How do we help PHD students get to this point? Kristina Rennekamp from Cornell gave me a look like “what planet are you on?” when I asked her about what does Cornell do to get its behavioural students ready to use multiple behavioural methods? “Coursework in surveys and qualitative research methods” was her reply! It was so obvious to her that it did not merit mention!
That too is how it should be! Eight years ago when we redesigned the PHD program at Queen’s we paired three six week introductions to experimental, field and archival research in accounting courses ( yes I know we leave out analytical models but with no one on faculty . . . . . ) with four six week methods courses in experimental design, survey research, qualitative methods and regression ( the remaining six week course was taken in fall of second year) delivered across the first year combined with later more in depth courses. This is just one example of how to balance the demand for broader behavioural methods training with the pressures of program design!
As Senior Editors we are not asked to play favourites among our children (accepted papers). But we can celebrate the decisions of others! Sally Widener and colleagues creativity and control paper is the winner of this year’s BRIA best paper award!
It was nice to see the ABO section taking the lead on thinking about big data research. Two panelists (Steve Kaplan and Mandy Chen) brought very different perspectives to how we might approach big data and even more broadly Artificial Intelligence research from a behavioural perspective.
One of the key messages that I heard from the panel was that at times we are too good, as academics, at seeing the underlying structural issues of practice problems. There is so much research in both psychology and BAR about data presentation, pattern matching, and related topics that we do not realize that practitioners in AI and Big Data might not see the links. Why? because the surface features are so different. Steve Kaplan calls this academics needing to look for low hanging fruit, I call it a classic case of analogical reasoning difficulties when the surface features of a setting are too different to easily generate an analogy by busy practitioners trying to make a living. Lots of strong research on this analogical transfer problem by DeidreGunter and her colleagues.
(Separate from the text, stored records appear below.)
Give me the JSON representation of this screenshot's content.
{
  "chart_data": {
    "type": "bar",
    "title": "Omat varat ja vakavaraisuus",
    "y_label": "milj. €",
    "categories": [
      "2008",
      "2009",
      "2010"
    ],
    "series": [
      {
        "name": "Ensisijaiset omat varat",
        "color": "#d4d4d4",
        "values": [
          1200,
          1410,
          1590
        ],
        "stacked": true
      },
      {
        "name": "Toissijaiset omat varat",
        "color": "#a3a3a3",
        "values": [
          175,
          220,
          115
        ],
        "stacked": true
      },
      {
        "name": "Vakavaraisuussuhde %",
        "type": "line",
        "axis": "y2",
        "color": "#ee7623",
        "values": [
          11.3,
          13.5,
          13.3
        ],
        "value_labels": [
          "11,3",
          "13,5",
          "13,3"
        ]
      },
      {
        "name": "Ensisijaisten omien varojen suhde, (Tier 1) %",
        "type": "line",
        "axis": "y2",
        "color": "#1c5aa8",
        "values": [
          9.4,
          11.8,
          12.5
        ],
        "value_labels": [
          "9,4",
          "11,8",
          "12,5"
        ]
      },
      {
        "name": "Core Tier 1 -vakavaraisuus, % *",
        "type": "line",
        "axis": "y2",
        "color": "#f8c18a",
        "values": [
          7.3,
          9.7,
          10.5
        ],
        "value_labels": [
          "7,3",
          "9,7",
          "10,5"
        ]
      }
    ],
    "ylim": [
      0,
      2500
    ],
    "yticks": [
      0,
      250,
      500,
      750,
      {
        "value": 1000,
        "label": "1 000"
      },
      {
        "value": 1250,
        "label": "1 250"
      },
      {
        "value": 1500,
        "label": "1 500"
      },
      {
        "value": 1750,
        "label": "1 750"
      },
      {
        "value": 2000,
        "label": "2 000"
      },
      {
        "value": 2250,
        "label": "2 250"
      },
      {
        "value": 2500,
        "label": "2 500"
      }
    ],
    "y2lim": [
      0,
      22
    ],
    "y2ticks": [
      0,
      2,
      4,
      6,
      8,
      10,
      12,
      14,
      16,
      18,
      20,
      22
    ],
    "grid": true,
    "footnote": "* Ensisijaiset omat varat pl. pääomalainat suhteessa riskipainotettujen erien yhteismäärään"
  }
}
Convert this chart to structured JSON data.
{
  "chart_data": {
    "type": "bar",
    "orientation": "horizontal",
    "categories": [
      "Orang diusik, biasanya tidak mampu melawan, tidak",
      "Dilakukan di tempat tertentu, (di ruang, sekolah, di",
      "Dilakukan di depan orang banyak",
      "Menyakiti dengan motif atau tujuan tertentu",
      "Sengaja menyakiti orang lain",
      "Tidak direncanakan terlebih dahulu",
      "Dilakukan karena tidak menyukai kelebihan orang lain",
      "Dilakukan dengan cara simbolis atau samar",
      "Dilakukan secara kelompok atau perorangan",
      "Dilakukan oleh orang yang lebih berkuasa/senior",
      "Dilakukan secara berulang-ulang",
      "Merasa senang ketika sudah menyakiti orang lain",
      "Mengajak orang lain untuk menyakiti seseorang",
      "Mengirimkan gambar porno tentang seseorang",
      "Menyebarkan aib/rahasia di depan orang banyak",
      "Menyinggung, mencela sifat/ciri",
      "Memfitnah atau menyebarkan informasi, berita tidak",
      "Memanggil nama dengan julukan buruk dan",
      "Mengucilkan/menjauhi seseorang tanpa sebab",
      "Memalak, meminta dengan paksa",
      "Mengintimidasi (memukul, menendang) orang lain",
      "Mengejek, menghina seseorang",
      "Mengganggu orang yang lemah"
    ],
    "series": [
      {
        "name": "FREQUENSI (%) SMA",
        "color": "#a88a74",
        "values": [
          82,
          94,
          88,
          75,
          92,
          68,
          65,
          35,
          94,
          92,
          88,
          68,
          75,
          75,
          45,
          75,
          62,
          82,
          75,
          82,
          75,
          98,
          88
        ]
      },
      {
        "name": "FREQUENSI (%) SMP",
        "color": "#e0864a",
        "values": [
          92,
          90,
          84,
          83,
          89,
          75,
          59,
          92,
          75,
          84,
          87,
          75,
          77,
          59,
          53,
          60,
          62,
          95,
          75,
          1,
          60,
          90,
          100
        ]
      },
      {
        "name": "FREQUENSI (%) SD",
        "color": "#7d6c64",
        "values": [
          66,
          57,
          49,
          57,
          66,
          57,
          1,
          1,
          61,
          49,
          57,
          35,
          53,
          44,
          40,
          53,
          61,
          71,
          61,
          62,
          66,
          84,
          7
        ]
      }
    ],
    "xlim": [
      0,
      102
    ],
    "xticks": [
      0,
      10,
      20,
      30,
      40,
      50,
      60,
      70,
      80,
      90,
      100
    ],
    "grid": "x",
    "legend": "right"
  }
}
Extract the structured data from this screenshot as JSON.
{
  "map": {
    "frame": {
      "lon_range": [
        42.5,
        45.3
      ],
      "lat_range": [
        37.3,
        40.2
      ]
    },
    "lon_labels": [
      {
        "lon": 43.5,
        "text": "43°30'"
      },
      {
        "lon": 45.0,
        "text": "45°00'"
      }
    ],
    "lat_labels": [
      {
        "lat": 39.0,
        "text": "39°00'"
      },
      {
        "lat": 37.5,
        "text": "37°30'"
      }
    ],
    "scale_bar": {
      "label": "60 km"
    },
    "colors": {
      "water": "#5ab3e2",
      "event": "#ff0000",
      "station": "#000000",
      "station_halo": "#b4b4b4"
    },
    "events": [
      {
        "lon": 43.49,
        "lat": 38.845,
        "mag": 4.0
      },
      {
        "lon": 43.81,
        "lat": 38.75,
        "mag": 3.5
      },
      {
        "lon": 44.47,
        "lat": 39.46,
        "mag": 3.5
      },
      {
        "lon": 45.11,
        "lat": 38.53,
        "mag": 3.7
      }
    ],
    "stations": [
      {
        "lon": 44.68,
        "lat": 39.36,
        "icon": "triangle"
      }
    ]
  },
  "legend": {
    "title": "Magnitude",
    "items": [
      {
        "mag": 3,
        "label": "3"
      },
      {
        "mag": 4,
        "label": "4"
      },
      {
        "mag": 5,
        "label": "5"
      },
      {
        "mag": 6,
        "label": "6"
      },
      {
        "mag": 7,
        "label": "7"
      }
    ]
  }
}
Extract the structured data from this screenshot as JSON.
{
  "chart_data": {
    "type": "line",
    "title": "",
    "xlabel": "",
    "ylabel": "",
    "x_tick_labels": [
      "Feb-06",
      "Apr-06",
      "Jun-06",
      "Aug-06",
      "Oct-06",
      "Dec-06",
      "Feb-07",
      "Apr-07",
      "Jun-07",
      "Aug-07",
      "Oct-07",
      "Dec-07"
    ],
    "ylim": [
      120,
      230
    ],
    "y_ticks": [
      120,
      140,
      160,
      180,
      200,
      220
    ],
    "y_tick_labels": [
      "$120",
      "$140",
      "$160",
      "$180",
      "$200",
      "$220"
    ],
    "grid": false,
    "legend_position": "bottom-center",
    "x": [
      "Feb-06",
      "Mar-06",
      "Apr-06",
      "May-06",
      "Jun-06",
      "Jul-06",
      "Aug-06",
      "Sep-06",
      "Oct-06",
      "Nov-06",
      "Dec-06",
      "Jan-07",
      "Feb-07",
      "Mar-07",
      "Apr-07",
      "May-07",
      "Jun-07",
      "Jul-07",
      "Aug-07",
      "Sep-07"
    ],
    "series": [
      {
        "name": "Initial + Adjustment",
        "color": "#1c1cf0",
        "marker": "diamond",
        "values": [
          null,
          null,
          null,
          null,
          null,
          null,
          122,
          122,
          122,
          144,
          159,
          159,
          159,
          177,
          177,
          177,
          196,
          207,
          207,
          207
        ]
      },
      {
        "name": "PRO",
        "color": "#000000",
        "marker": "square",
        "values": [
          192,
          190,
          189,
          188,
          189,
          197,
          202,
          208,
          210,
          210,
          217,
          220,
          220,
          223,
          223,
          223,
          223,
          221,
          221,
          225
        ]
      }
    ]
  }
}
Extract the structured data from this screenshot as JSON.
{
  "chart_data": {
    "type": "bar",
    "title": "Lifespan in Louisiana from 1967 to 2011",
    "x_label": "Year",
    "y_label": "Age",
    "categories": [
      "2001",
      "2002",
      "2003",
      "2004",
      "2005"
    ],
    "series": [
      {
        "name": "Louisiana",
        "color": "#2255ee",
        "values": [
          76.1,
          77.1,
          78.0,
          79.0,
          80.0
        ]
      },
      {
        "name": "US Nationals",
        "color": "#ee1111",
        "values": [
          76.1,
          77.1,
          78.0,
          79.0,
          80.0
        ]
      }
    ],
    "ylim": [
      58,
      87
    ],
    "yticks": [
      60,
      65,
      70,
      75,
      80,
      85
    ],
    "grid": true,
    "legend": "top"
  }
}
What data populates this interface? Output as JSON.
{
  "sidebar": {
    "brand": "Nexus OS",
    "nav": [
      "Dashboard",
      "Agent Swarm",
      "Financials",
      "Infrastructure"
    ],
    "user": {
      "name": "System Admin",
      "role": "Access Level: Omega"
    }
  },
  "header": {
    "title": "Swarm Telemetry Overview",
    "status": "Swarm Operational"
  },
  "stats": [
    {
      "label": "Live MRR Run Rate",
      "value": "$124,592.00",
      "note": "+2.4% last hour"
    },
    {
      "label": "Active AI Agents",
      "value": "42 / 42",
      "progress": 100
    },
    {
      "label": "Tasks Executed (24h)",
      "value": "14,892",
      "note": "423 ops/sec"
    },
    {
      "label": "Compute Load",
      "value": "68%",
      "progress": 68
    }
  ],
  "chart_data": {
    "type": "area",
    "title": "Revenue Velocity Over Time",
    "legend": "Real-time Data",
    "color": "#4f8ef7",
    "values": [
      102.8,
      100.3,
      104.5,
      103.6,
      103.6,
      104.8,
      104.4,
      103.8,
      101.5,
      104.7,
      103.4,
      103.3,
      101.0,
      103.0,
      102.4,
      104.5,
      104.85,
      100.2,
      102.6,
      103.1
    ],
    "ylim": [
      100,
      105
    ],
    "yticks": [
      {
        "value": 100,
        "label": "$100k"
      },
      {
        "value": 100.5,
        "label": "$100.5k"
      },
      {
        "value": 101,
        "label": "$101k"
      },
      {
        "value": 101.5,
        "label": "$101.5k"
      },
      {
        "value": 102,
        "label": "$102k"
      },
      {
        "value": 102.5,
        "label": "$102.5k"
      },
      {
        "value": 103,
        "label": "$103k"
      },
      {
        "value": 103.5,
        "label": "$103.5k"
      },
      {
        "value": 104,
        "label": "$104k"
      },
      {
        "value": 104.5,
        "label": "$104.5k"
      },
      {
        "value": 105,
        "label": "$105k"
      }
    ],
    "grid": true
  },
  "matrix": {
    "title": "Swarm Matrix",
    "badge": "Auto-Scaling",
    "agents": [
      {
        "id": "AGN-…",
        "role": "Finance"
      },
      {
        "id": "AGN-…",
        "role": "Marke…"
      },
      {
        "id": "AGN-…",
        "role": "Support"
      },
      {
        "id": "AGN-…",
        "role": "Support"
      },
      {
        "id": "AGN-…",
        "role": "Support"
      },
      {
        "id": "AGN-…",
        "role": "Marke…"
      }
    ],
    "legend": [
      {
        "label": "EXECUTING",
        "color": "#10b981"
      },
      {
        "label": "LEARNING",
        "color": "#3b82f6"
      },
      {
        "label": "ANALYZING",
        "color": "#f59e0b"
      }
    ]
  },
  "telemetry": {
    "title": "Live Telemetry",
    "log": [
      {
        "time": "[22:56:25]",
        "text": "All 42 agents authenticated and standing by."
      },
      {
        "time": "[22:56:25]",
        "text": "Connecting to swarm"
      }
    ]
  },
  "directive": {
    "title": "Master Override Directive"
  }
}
Good example of ABO research was a paper on data visualization (Yibo (James) Zhang’s research). Zhang saw current data presentation issues in online annual reports through the lens of 1970’s era research by Shane Moriaty on the use of faces to transit complex financial statement analysis ratios. while the surface features are very different, it is a good structural analogy that when combined with later visualization research lead to some interesting hypotheses and results in zhang’s research.
But Steve and Mandy gave numerous examples of how these, what appearing on the surface a huge new challenges, can be studied via clever use of social and behavioural researchers core competencies.